Several electrical companies reported increases in second-quarter financial results. Following are financial snapshots of the earnings reports of some industry players.
W.W. Grainger Inc., Chicago, said its second-quarter profit rose 12 percent.
Earnings grew to $104.8 million versus $93.7 million during the same period in the prior year.
Grainger, which operates 430 branches, said total revenue for the quarter rose 8 percent to $1.6 billion, compared with $1.48 billion in the previous year.
The company’s sales in the United States increased 8 percent, and the strongest sales growth came from government customers followed by the commercial and reseller markets. Partially offsetting this growth was slower demand coming from retail and heavy manufacturing markets. Geographically, the Great Plains and Pacific Mountain regions of the country posted strong growth while the West Coast and the Southeast regions grew at the slowest pace.
Thomas & Betts Corp., Memphis, Tenn., said its second-quarter earnings rose nearly 14 percent to $46.6 million from $41 million during the same period last year.
Revenue increased 8 percent to $507.2 million from $467.9 million in the year-ago quarter.
Second-quarter electrical segment sales rose 9.1 percent to $418 million. Higher sales volume reflecting continued solid demand in industrial, utility and commercial construction markets contributed to the sales improvement. Increased selling prices to offset higher material and energy costs also contributed to the sales growth. The company said foreign currency translations benefited sales in the segment by about $7 million in the quarter.
“Demand remained solid in our key markets — industrial MRO, utility transmission and distribution and commercial construction,” said Dominic J. Pileggi, T&B’s chairman and chief executive.
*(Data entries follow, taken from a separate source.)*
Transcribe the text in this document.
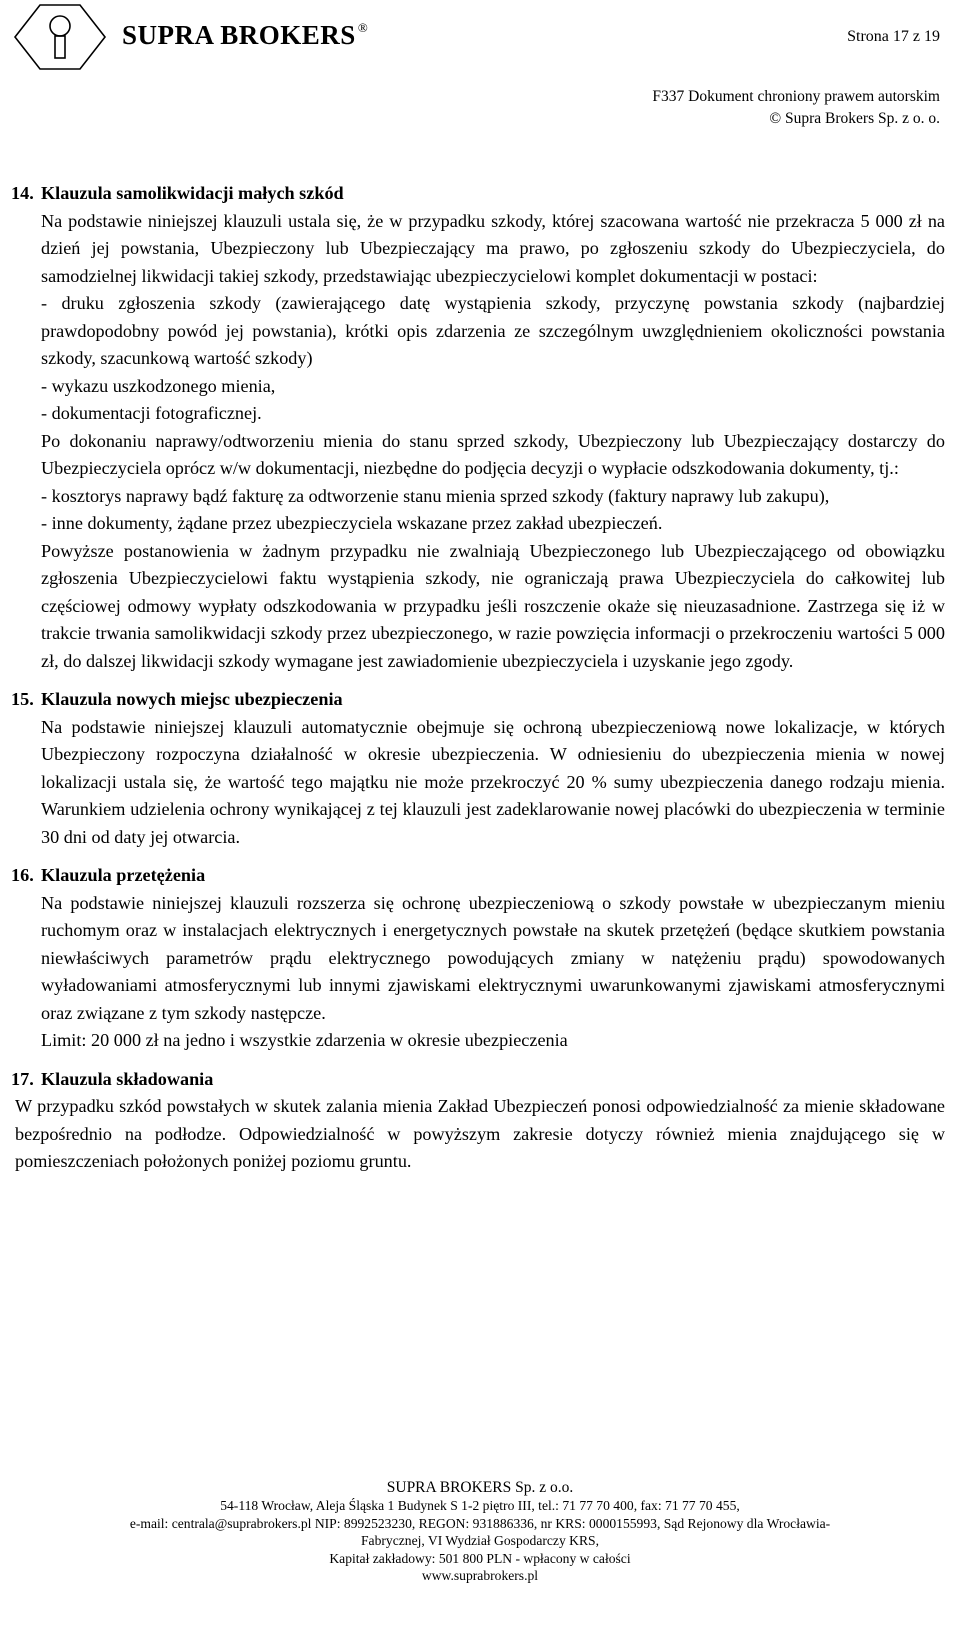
SUPRA BROKERS ®
Strona 17 z 19
F337 Dokument chroniony prawem autorskim
© Supra Brokers Sp. z o. o.
14. Klauzula samolikwidacji małych szkód

Na podstawie niniejszej klauzuli ustala się, że w przypadku szkody, której szacowana wartość nie przekracza 5 000 zł na dzień jej powstania, Ubezpieczony lub Ubezpieczający ma prawo, po zgłoszeniu szkody do Ubezpieczyciela, do samodzielnej likwidacji takiej szkody, przedstawiając ubezpieczycielowi komplet dokumentacji w postaci:

- druku zgłoszenia szkody (zawierającego datę wystąpienia szkody, przyczynę powstania szkody (najbardziej prawdopodobny powód jej powstania), krótki opis zdarzenia ze szczególnym uwzględnieniem okoliczności powstania szkody, szacunkową wartość szkody)

- wykazu uszkodzonego mienia,

- dokumentacji fotograficznej.

Po dokonaniu naprawy/odtworzeniu mienia do stanu sprzed szkody, Ubezpieczony lub Ubezpieczający dostarczy do Ubezpieczyciela oprócz w/w dokumentacji, niezbędne do podjęcia decyzji o wypłacie odszkodowania dokumenty, tj.:

- kosztorys naprawy bądź fakturę za odtworzenie stanu mienia sprzed szkody (faktury naprawy lub zakupu),

- inne dokumenty, żądane przez ubezpieczyciela wskazane przez zakład ubezpieczeń.

Powyższe postanowienia w żadnym przypadku nie zwalniają Ubezpieczonego lub Ubezpieczającego od obowiązku zgłoszenia Ubezpieczycielowi faktu wystąpienia szkody, nie ograniczają prawa Ubezpieczyciela do całkowitej lub częściowej odmowy wypłaty odszkodowania w przypadku jeśli roszczenie okaże się nieuzasadnione. Zastrzega się iż w trakcie trwania samolikwidacji szkody przez ubezpieczonego, w razie powzięcia informacji o przekroczeniu wartości 5 000 zł, do dalszej likwidacji szkody wymagane jest zawiadomienie ubezpieczyciela i uzyskanie jego zgody.

15. Klauzula nowych miejsc ubezpieczenia

Na podstawie niniejszej klauzuli automatycznie obejmuje się ochroną ubezpieczeniową nowe lokalizacje, w których Ubezpieczony rozpoczyna działalność w okresie ubezpieczenia. W odniesieniu do ubezpieczenia mienia w nowej lokalizacji ustala się, że wartość tego majątku nie może przekroczyć 20 % sumy ubezpieczenia danego rodzaju mienia. Warunkiem udzielenia ochrony wynikającej z tej klauzuli jest zadeklarowanie nowej placówki do ubezpieczenia w terminie 30 dni od daty jej otwarcia.

16. Klauzula przetężenia

Na podstawie niniejszej klauzuli rozszerza się ochronę ubezpieczeniową o szkody powstałe w ubezpieczanym mieniu ruchomym oraz w instalacjach elektrycznych i energetycznych powstałe na skutek przetężeń (będące skutkiem powstania niewłaściwych parametrów prądu elektrycznego powodujących zmiany w natężeniu prądu) spowodowanych wyładowaniami atmosferycznymi lub innymi zjawiskami elektrycznymi uwarunkowanymi zjawiskami atmosferycznymi oraz związane z tym szkody następcze.

Limit: 20 000 zł na jedno i wszystkie zdarzenia w okresie ubezpieczenia

17. Klauzula składowania

W przypadku szkód powstałych w skutek zalania mienia Zakład Ubezpieczeń ponosi odpowiedzialność za mienie składowane bezpośrednio na podłodze. Odpowiedzialność w powyższym zakresie dotyczy również mienia znajdującego się w pomieszczeniach położonych poniżej poziomu gruntu.

SUPRA BROKERS Sp. z o.o.
54-118 Wrocław, Aleja Śląska 1 Budynek S 1-2 piętro III, tel.: 71 77 70 400, fax: 71 77 70 455,
e-mail: centrala@suprabrokers.pl NIP: 8992523230, REGON: 931886336, nr KRS: 0000155993, Sąd Rejonowy dla Wrocławia-
Fabrycznej, VI Wydział Gospodarczy KRS,
Kapitał zakładowy: 501 800 PLN - wpłacony w całości
www.suprabrokers.pl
Pileggi said the company expects sales for the full year 2007 to grow in the mid-to-high single-digit range.
Anixter International Inc., Glenview, Ill., said its second-quarter year-to-year profit rose 31 percent increasing to $64.6 million from $49.4 million a year ago. Sales rose 23 percent to $1.51 billion from $1.24 billion in 2006.
The company said the latest second-quarter results included sales of $39.7 million from acquisitions completed over the past year.
Robert Grubbs, Anixter’s president and CEO, said, “In the most recent quarter, we again experienced strong larger project business, particularly as it relates to data center builds in the enterprise cabling market and within the energy/natural resources customers in the electrical wire and cable market, he said. “At the same time, we have continued to experience strong growth in the security and OEM markets.” He said the company saw stronger than expected customer demand across a broad mix of end markets but with particularly strong large project demand in the electrical wire and cable market.
Rockwell Automation, Milwaukee, reported fiscal 2007 third-quarter net income of $164.2 million compared to net income of $149 million in the third quarter of 2006. Total sales rose 9.3 percent to $1.28 billion from $1.17 billion.
Keith D. Nosbusch, the company’s chairman and chief executive officer, said, “This quarter played out very much as we anticipated. Revenue was in line with our expectations across all regions and earnings were better than anticipated.”
Nosbusch said, “Our current outlook anticipates a gradually expanding global industrial economy across most end markets through the remainder of this year and into fiscal 2008.” Nosbusch said he is confident the company will close out a successful 2007 and carry that momentum into 2008.